Monday, September 14, 2009

John Ibbitson looks at the likely-pending Canadian federal election and asks:

  • Four elections.  Six years.  Is Canada broken? (Globe and Mail)

As evidence that the country’s in deep trouble, Ibbitson relates the following:

A political system designed to produce majority governments or, at the least, stable minority governments, has malfunctioned, throwing up instead a succession of regimes so fragile that the campaign for the next election begins with the first Speech from the Throne.

[...]

From 1969 to 1973, Parliament sat, on average, 163 days a year. From 2004 to 2008, it was down to 105.

In the late 1940s and early 1950s, 96 per cent of legislation introduced into Parliament became law. In Lester B Pearson’s minority governments, the figure was 91 per cent. Brian Mulroney only got 73 per cent of his agenda through Parliament; for Stephen Harper, the figure is 48 per cent. Most of what gets introduced into Parliament now never becomes enshrined in law.

[...]

Few would deny that the chickens released in the 1990s have come home to roost today. To rid itself of deficits, Jean Chretien’s government offloaded to the provinces increased responsibilities for running health care, education, welfare, environmental policies and a plethora of other duties, without providing sufficient funding.

The provinces, once they stopped howling, set about raising revenue and taking on their new mandates. Today, Canada is a nation of strong provinces with a weak federal government, hobbled by minority Parliaments and uncertain of its own relevance.

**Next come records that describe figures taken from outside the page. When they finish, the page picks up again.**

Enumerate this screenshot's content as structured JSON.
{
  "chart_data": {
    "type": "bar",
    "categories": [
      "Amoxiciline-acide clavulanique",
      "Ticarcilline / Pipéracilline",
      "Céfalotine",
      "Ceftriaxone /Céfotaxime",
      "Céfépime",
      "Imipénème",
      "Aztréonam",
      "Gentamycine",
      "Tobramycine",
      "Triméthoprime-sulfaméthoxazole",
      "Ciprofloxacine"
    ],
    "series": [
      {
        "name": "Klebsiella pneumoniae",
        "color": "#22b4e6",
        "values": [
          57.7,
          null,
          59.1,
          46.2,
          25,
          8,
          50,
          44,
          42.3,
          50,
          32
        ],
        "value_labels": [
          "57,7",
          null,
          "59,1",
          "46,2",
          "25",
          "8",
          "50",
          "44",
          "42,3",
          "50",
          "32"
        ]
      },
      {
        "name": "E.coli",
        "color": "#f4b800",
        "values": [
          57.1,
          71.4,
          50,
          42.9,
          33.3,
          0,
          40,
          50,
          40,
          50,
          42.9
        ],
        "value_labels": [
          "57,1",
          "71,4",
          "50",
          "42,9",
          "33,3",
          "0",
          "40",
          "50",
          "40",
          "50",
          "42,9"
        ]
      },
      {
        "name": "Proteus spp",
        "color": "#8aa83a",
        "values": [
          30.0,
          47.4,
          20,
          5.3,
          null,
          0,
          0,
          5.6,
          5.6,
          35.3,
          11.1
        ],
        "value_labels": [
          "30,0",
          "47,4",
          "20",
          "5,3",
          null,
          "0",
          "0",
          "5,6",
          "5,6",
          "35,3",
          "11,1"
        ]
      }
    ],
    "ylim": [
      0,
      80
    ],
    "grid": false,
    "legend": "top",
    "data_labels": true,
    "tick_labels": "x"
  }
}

Those aren’t bugs, they’re features.  Canada is doing fairly well:

While the United States claws its way out of vicious economic crisis, Canada is recovering nicely from a reasonably mild recession, thanks to the federal government’s sound fiscal and monetary policies. Most Canadians have good jobs and receive excellent government services, from education to health care. Most people are content.

Given how well Canadians live, thanks in no small measure to their governments, Prof. French asks, “what justifies this terrible, dark view of the country that Canadian intellectuals constantly indulge in?”

Fair question.

And one that Ibbitson never quite manages to answer, at that.  The rest of the article presents a set of circumstances — regionalized parties, growing disaffection with the federal government, and lack of the “Parliamentary productivity” that characterized previous minority governments — as if they’re obvious evidence that something’s amiss, but never manages to produce any bad shit that can be attributed to them.

The gleaming edifice of Canadian federal politics may be in trouble, but the government is not the country.